The moon, Ambrose noted, was now clear of the bamboos, swimming in the shimmering skylake. He continued his meditations. It was not long before the sound of a voice singing came to his ears, and presently Quentin arrived, well satisfied with wine and adventure. He greeted Ambrose mockingly, bowing and shaking himself by the hand.

“A custom I have learnt in the neighbourhood, O moon-souled one.”

“Can you tell me why it is,” Ambrose asked him, “that a remarkable filthiness of language often goes with an unusual purity of mind?”

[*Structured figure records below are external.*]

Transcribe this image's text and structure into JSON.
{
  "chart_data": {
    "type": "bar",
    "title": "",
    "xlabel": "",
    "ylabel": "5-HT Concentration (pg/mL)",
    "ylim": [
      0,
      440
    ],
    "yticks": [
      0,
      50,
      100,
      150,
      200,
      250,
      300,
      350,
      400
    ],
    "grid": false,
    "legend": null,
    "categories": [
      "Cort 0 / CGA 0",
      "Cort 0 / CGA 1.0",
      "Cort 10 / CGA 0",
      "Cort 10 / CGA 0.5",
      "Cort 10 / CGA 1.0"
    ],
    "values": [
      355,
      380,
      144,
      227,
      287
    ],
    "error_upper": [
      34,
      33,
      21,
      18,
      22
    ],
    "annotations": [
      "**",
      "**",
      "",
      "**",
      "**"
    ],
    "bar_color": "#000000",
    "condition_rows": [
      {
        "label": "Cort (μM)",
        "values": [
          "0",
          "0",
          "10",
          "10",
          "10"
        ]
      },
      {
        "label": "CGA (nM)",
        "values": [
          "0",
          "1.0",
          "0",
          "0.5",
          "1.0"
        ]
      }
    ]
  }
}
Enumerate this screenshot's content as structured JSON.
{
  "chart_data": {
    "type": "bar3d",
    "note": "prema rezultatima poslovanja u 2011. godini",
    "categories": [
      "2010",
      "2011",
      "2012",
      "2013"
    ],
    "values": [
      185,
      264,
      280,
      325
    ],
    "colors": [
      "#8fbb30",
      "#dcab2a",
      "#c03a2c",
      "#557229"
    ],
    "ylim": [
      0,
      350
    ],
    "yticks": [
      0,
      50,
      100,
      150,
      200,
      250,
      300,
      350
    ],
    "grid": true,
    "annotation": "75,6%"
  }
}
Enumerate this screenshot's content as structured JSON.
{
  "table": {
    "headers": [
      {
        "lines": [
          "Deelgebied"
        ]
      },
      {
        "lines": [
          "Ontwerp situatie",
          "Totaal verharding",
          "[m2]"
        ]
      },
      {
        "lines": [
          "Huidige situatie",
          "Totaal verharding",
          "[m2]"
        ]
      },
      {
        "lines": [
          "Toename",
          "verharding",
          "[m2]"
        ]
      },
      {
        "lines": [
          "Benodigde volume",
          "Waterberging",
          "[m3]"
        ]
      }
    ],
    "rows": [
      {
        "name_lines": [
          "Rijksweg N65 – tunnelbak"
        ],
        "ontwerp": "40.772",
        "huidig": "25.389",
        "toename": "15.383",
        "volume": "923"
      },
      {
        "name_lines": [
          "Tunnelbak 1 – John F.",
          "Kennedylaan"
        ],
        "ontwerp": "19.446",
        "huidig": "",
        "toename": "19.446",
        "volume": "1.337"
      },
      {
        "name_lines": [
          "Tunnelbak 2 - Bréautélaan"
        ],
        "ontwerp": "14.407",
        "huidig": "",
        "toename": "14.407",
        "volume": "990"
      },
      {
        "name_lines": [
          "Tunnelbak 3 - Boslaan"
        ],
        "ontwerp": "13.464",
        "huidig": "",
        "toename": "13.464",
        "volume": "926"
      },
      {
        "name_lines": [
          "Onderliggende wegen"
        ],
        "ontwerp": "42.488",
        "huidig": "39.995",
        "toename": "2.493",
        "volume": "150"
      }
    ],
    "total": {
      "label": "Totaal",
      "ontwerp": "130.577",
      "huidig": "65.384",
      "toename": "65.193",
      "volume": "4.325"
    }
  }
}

“You mean Fulke? These revolutionary environment-altering, ideal-state-creating people always seem to suffer from a prolonged adolescence, just as your opposite, return-to-nothing, environment-rejecting Buddhist blokes, like Blackwood, seem to have never had any adolescence at all. Early excess, perhaps, in their case; late excess in the other. How terrible, Ambrose, are the results of a wrongly-timed excess!”

“The observation shall be recorded. Don’t wake everyone up when you go in.”

“I’m not going in. I shall breathe out the wine that’s in me and watch Fulke worshipping the narcissus in the early dawn. You can go in. I’ll relieve you.”

So Ambrose left him, with one last look at the bamboo grove and the floating swan-moon.